The parameters for the gas flow in the segment joints are listed in Tab.1. These parameters were derived according to Ren et al. [29].
2.4 Establishment of model
Half of the upper-tunnel chamber was simulated in this study owing to the symmetry of the tunnel (Fig.4). This part of the tunnel contained three high-voltage electricity lines. The outer diameter of each line was 1.4 m, the distance between the axes of the adjacent lines was 1.5 m, and the center of the lowest line on the tunnel section was 1 m above the ground and 2.7 m from the symmetry plane (Fig.4(a)). Because the electricity lines were assumed to be completely airtight, they were ignored in the numerical simulations. As segment joints are the most frequent gas leakage channel [27,28], a set of circumferential and longitudinal joints was set as the inlet of the harmful gases (Fig.4(b) and 4(c)). The width of the joints was set to 13 mm. The total lengths of the tunnel model of the computational mesh for the two and three channels were 33 and 44 m, respectively. Six ventilation fans were installed in the tunnel, which operated in four modes. The ventilation airflow velocities were 0, 1.8, 3.6, and 5.4 m/s for the operations of zero, two, four, and six fans, respectively. In this study, ICEM was used to establish the CFD model and mesh. Next, the CFD model was imported into FLUENT software. The boundary conditions of this model are as follows. (i) The pressure at the entrance of the gas leakage channel was set to 0.4 MPa. (ii) At the inlet, the airflow velocities were 0, 1.8, 3.6, and 5.4 m/s based on the different ventilation modes. (iii) At the circumferential joints of the segment lining near the inlet, the gases were released under pressure of 0.4 MPa along the circumferential and longitudinal joints. (iv) At the outlet, the pressure was set to the standard atmospheric pressure.

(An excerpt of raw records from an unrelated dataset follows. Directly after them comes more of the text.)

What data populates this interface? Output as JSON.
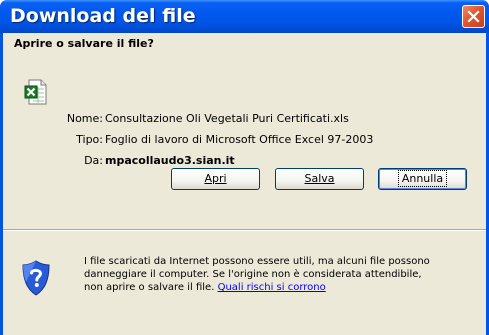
{
  "window": {
    "title": "Download del file",
    "close_icon": "close-icon"
  },
  "dialog": {
    "heading": "Aprire o salvare il file?",
    "file_icon": "excel-file-icon",
    "fields": {
      "name_label": "Nome:",
      "name_value": "Consultazione Oli Vegetali Puri Certificati.xls",
      "type_label": "Tipo:",
      "type_value": "Foglio di lavoro di Microsoft Office Excel 97-2003",
      "from_label": "Da:",
      "from_value": "mpacollaudo3.sian.it"
    },
    "buttons": {
      "open_label": "Apri",
      "save_label": "Salva",
      "cancel_label": "Annulla"
    },
    "warning": {
      "icon": "shield-icon",
      "line1": "I file scaricati da Internet possono essere utili, ma alcuni file possono",
      "line2": "danneggiare il computer. Se l'origine non è considerata attendibile,",
      "line3": "non aprire o salvare il file.",
      "link": "Quali rischi si corrono"
    }
  },
  "colors": {
    "titlebar": "#0058ee",
    "dialog_bg": "#ece9d8",
    "close_button": "#e3552d",
    "link": "#0000ff"
  }
}
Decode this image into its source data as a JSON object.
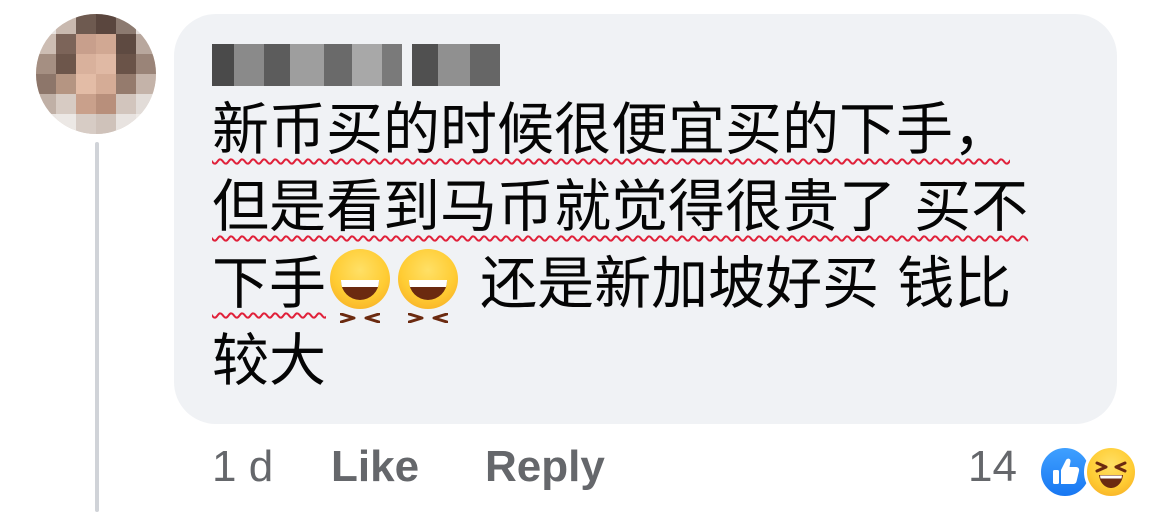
{
  "comment": {
    "text_lines": [
      [
        {
          "text": "新币买的时候很便宜买的下手，",
          "underline": true
        }
      ],
      [
        {
          "text": "但是看到马币就觉得很贵了 买不",
          "underline": true
        }
      ],
      [
        {
          "text": "下手",
          "underline": true
        },
        {
          "emoji": "grinning-squinting-face"
        },
        {
          "emoji": "grinning-squinting-face"
        },
        {
          "text": " 还是新加坡好买 钱比",
          "underline": false
        }
      ],
      [
        {
          "text": "较大",
          "underline": false
        }
      ]
    ]
  },
  "footer": {
    "time": "1 d",
    "like_label": "Like",
    "reply_label": "Reply",
    "reaction_count": "14",
    "reactions": [
      "like-icon",
      "haha-icon"
    ]
  },
  "colors": {
    "bubble": "#f0f2f5",
    "text": "#050505",
    "meta": "#65676b",
    "spell_underline": "#e0213a",
    "like_blue": "#1877f2",
    "thread_line": "#d0d3d8"
  },
  "author": {
    "name_state": "pixelated"
  }
}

3 Numerical results and discussion
The computed leakage rates were defined as the mass leakage rates through a leakage channel of 1 m in length. A comparison between the numerical analysis and laboratory test is shown in Fig.5. The computational results were consistent with the test results, particularly at relatively low leakage pressures. When the leakage pressure exceeded 0.6 MPa, the computed leakage rates deviated from the test results, but their variation trends were still similar.

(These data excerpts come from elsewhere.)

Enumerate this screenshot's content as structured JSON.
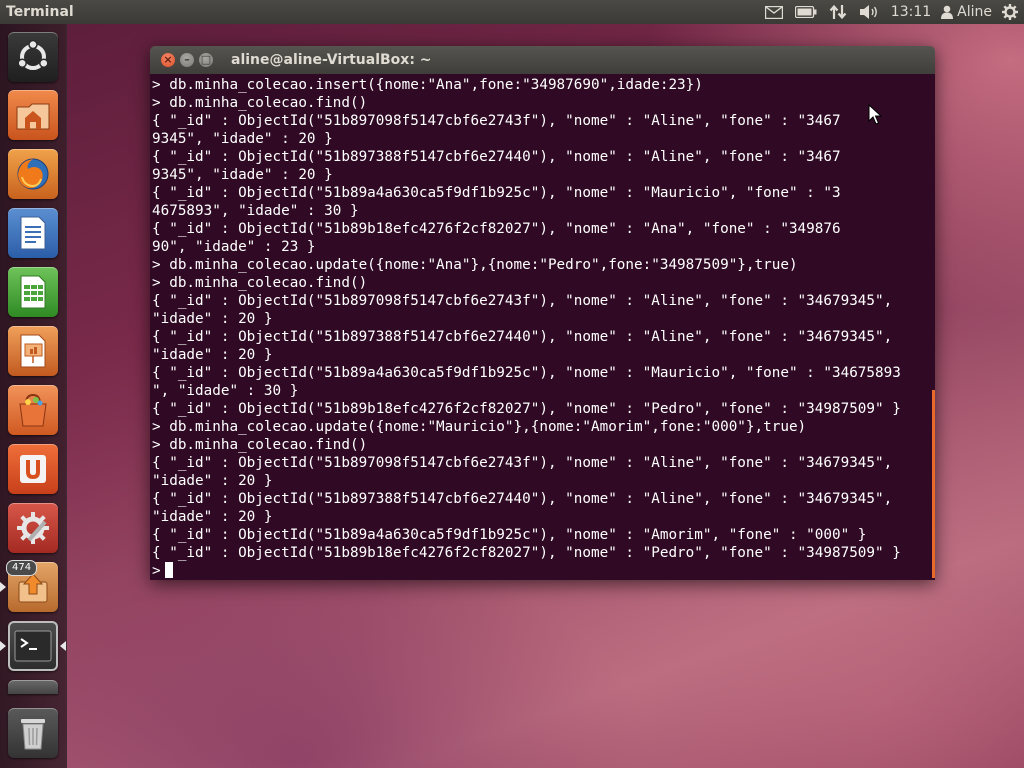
{
  "top_panel": {
    "app_title": "Terminal",
    "clock": "13:11",
    "user": "Aline"
  },
  "launcher": {
    "items": [
      {
        "name": "Dash Home",
        "icon": "ubuntu-logo-icon"
      },
      {
        "name": "Home Folder",
        "icon": "home-folder-icon"
      },
      {
        "name": "Firefox Web Browser",
        "icon": "firefox-icon"
      },
      {
        "name": "LibreOffice Writer",
        "icon": "writer-icon"
      },
      {
        "name": "LibreOffice Calc",
        "icon": "calc-icon"
      },
      {
        "name": "LibreOffice Impress",
        "icon": "impress-icon"
      },
      {
        "name": "Ubuntu Software Center",
        "icon": "software-center-icon"
      },
      {
        "name": "Ubuntu One",
        "icon": "ubuntu-one-icon"
      },
      {
        "name": "System Settings",
        "icon": "settings-icon"
      },
      {
        "name": "Update Manager",
        "icon": "update-manager-icon",
        "badge": "474"
      },
      {
        "name": "Terminal",
        "icon": "terminal-icon"
      },
      {
        "name": "Workspace Switcher",
        "icon": "workspace-icon"
      },
      {
        "name": "Trash",
        "icon": "trash-icon"
      }
    ]
  },
  "window": {
    "title": "aline@aline-VirtualBox: ~"
  },
  "terminal": {
    "lines": [
      "> db.minha_colecao.insert({nome:\"Ana\",fone:\"34987690\",idade:23})",
      "> db.minha_colecao.find()",
      "{ \"_id\" : ObjectId(\"51b897098f5147cbf6e2743f\"), \"nome\" : \"Aline\", \"fone\" : \"3467",
      "9345\", \"idade\" : 20 }",
      "{ \"_id\" : ObjectId(\"51b897388f5147cbf6e27440\"), \"nome\" : \"Aline\", \"fone\" : \"3467",
      "9345\", \"idade\" : 20 }",
      "{ \"_id\" : ObjectId(\"51b89a4a630ca5f9df1b925c\"), \"nome\" : \"Mauricio\", \"fone\" : \"3",
      "4675893\", \"idade\" : 30 }",
      "{ \"_id\" : ObjectId(\"51b89b18efc4276f2cf82027\"), \"nome\" : \"Ana\", \"fone\" : \"349876",
      "90\", \"idade\" : 23 }",
      "> db.minha_colecao.update({nome:\"Ana\"},{nome:\"Pedro\",fone:\"34987509\"},true)",
      "> db.minha_colecao.find()",
      "{ \"_id\" : ObjectId(\"51b897098f5147cbf6e2743f\"), \"nome\" : \"Aline\", \"fone\" : \"34679345\",",
      "\"idade\" : 20 }",
      "{ \"_id\" : ObjectId(\"51b897388f5147cbf6e27440\"), \"nome\" : \"Aline\", \"fone\" : \"34679345\",",
      "\"idade\" : 20 }",
      "{ \"_id\" : ObjectId(\"51b89a4a630ca5f9df1b925c\"), \"nome\" : \"Mauricio\", \"fone\" : \"34675893",
      "\", \"idade\" : 30 }",
      "{ \"_id\" : ObjectId(\"51b89b18efc4276f2cf82027\"), \"nome\" : \"Pedro\", \"fone\" : \"34987509\" }",
      "> db.minha_colecao.update({nome:\"Mauricio\"},{nome:\"Amorim\",fone:\"000\"},true)",
      "> db.minha_colecao.find()",
      "{ \"_id\" : ObjectId(\"51b897098f5147cbf6e2743f\"), \"nome\" : \"Aline\", \"fone\" : \"34679345\",",
      "\"idade\" : 20 }",
      "{ \"_id\" : ObjectId(\"51b897388f5147cbf6e27440\"), \"nome\" : \"Aline\", \"fone\" : \"34679345\",",
      "\"idade\" : 20 }",
      "{ \"_id\" : ObjectId(\"51b89a4a630ca5f9df1b925c\"), \"nome\" : \"Amorim\", \"fone\" : \"000\" }",
      "{ \"_id\" : ObjectId(\"51b89b18efc4276f2cf82027\"), \"nome\" : \"Pedro\", \"fone\" : \"34987509\" }"
    ],
    "prompt": ">"
  },
  "colors": {
    "terminal_bg": "#300a24",
    "terminal_fg": "#ffffff",
    "panel_bg": "#3c3b37",
    "close_button": "#df4a16"
  }
}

Fig.6 shows the distributions of methane concentration for different ventilation modes in the tunnel with two leakage channels. The methane was mainly distributed near the upper area of the tunnel segment, which is consistent with the fact that the density of methane is lower than that of air. In addition, when the ventilation airflow velocity in the tunnel was 1.8 m/s, the methane gas accumulated in the area near the tunnel segment owing to buoyancy. As the airflow velocity increased to 5.4 m/s, the methane emission became diluted, and methane accumulation was only observed near the methane leakage channel. This indicates that ventilation can sufficiently dilute methane emissions. However, when the ventilation airflow velocity increased from 1.8 to 5.4 m/s, the maximum methane concentration decreased from 74.5% to 73.5%. This indicates that the influence of ventilation on the maximum methane concentration is limited because the maximum concentration occurs near the outlet of the leakage channel, which is very close to the methane source.
Fig.7 shows the distribution of methane concentration in tunnel with three leakage channels in different ventilation modes. The methane concentration distribution shown in Fig.7 is similar to that in Fig.6. The methane accumulated at the top of the tunnel owing to buoyancy. With three leakage channels, most of the methane emissions were diluted by the ventilation system. Some of the methane accumulated in the area near the segment joints. However, the distribution area with methane concentration higher than 1% was significantly larger than that in the case of two leakage channels. This trend demonstrates that the leakage rate is dominant in the accumulation area of methane. Because of the high-voltage electricity lines installed in the tunnel, it is necessary to dilute the methane emission to a safe and acceptable level. When significant methane accumulation is observed, the tunnel must be closed immediately.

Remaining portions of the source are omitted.